Alexander McQueen F/W 2015
The democracy of uniforms
It was all about the uniform though certainly not uniformity at Alexander McQueen men’s on Sunday afternoon, where multiple military moods wafted through the whole collection. Various regiments, armies and ranks often co-mingled in the same ensemble – most notably in a trio of bravura redingotes, composed above the torso like four-pocket Eisenhower jackets. Made in bottle green jacquards and mottled black they had great zest.
Designer Sarah Burton’s opening looks set the agenda, especially a pair of handsome steel gray double breasted coats – trimmed vertically and horizontally with the words Honour and Valour in five-inch high lettering. Though the best looks were Edwardian gents frock coats, so somber they looked custom made for a state funeral.
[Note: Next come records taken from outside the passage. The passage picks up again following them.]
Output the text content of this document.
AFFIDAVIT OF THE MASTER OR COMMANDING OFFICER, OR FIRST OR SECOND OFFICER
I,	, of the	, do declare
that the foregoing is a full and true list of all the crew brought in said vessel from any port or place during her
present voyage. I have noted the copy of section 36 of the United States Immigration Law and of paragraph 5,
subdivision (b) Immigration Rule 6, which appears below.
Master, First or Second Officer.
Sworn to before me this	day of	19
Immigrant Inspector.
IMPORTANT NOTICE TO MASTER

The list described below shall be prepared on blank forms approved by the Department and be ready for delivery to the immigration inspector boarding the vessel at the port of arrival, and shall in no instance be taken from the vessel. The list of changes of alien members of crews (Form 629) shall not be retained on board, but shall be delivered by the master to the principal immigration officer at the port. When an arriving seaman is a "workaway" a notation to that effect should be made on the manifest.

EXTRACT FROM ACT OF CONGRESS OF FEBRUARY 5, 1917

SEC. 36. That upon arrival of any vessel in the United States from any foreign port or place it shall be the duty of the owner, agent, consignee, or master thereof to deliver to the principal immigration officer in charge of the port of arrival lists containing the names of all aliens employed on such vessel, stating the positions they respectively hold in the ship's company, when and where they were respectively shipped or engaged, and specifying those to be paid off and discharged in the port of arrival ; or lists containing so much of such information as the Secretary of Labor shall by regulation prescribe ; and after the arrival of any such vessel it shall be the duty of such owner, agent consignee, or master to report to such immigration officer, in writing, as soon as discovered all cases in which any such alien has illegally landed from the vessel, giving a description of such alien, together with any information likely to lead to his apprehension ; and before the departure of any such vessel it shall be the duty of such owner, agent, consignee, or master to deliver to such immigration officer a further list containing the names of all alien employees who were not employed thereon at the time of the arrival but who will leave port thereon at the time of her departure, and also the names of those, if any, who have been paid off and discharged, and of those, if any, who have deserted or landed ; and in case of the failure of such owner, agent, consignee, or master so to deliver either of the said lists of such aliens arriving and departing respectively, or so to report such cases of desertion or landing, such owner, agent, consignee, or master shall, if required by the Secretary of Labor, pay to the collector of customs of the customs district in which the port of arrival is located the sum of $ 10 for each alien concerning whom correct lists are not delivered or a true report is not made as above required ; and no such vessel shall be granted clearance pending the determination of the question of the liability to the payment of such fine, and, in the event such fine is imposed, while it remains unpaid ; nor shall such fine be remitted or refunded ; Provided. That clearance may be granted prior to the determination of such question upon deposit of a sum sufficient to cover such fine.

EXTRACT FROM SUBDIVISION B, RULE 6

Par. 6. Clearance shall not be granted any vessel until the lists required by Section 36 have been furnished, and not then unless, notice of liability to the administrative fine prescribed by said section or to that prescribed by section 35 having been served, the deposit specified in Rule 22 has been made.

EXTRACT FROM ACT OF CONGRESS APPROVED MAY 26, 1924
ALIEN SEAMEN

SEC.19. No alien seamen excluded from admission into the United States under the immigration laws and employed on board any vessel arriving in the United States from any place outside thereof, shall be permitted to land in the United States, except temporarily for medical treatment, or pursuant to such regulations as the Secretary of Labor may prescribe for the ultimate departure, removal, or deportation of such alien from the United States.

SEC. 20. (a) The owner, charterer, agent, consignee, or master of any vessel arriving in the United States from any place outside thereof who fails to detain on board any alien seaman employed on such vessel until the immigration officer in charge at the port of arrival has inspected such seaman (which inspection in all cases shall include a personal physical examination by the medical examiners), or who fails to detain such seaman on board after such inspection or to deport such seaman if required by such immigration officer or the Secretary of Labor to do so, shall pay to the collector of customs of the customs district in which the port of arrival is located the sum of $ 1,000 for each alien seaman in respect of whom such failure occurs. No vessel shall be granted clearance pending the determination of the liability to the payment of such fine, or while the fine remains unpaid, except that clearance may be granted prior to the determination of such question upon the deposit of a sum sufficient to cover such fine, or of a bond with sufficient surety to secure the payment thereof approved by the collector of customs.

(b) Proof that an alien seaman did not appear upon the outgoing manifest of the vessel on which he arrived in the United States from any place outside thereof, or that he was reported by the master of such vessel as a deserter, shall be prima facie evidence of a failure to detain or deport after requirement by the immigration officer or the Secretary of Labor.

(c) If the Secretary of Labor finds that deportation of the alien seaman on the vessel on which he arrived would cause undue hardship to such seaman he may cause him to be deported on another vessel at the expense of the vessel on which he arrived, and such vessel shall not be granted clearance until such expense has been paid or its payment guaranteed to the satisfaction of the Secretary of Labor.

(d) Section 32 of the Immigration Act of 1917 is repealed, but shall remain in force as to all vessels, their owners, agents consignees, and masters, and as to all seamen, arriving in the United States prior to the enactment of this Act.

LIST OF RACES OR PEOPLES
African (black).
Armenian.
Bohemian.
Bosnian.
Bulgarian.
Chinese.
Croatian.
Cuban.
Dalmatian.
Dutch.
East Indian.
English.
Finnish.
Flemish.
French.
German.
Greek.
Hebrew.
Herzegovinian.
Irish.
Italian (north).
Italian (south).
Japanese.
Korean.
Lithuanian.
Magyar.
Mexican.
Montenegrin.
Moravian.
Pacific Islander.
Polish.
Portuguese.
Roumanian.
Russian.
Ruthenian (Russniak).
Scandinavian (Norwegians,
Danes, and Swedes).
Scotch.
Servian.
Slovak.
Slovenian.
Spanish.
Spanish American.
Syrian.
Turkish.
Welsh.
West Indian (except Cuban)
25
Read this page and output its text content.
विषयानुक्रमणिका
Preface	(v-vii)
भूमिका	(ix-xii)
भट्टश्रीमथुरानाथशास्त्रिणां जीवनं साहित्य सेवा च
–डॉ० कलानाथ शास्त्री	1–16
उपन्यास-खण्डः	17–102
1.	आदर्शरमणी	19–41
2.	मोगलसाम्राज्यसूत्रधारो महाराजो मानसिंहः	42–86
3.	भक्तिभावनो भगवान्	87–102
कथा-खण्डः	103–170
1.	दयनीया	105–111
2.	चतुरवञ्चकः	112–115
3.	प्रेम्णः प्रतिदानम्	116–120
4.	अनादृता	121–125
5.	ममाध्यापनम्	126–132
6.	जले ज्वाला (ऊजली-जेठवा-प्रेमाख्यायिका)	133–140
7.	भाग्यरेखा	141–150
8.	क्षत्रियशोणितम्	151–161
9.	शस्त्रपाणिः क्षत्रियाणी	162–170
It all seemed uncannily apt for the current moment in Europe, and a day when 1.5 million people marched in the anti-terror rally in Paris.
Sashes – in satin, velour or cording cut this way and that on snazzy red tartan or floral motif suits that mimicked tartan and plaid. From State of India seven-point stars medallions to officer’s shoulder loops they mood was martial. A feeling heightened by the location – a former fire station with antique fire engines located across the Thames from the Houses of Parliament.
“Uniforms are by definition democratic, since by making men look alike they hide class distinctions,” explained Burton quietly in the somber backstage, as her soldierly models disrobed before departure on another fashion maneuver.